Marie Vidailhet is Professor of Neurology, in Salpêtrière Hospital, Sorbonne Université, Paris, France and Fellow of the European Neurogical Society. She has a long-standing interest in movement disorders, Parkinson’s disease and dystonia and her main interest is movement disorders, both in clinic (National Reference center for Dystonia and ERN network) and research from pathophysiology to experimental therapeutics. Her research group at the ICM research institute and contributed to the field of pathophysiology of dystonia and other rare movement disorders, and to the development of therapeutic approaches.

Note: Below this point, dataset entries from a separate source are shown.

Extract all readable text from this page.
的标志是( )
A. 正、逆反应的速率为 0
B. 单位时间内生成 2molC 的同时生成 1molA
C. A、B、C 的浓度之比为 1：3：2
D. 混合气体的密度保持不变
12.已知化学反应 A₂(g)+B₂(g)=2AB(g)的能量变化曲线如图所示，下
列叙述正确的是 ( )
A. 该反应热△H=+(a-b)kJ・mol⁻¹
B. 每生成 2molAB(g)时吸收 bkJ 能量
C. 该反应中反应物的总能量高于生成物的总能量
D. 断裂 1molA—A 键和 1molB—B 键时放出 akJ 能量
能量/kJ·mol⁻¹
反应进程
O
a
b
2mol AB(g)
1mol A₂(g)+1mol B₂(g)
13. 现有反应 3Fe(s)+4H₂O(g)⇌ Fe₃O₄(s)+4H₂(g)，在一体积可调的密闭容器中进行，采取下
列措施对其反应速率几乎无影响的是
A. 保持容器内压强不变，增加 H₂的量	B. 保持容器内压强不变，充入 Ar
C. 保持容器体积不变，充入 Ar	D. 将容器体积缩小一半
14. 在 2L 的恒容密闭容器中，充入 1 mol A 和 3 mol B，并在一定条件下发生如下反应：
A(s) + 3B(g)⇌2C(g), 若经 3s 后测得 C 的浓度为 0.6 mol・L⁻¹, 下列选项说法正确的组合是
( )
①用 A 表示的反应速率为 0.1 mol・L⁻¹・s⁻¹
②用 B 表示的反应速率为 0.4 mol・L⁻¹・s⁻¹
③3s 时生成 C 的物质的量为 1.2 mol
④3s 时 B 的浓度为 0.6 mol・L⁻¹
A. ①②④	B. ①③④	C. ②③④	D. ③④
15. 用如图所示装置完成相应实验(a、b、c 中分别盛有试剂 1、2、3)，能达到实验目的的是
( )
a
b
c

She  is actively involved in the European Academy of Neurology since the very beginning (Faculty, Education Committee and Program Committee, and Board member (Scientific Committee then Treasurer) . She is also active in the Movement Disorders Society including Faculty at the International MDS conferences and at the Winter and Summer MDS-ES courses. 

Over the years, she co-authored over 400 publications (total H index 91)

She is very invested in the mentorship and training of young neurologists, many of them part of the EAN fellowship program. Her objective is to develop, both in her team and at the European level team spirit, enthusiasm and creativity in everyday clinic with a background in neuroscience (pathophysiology) and translational research (improving diagnosis and treatment).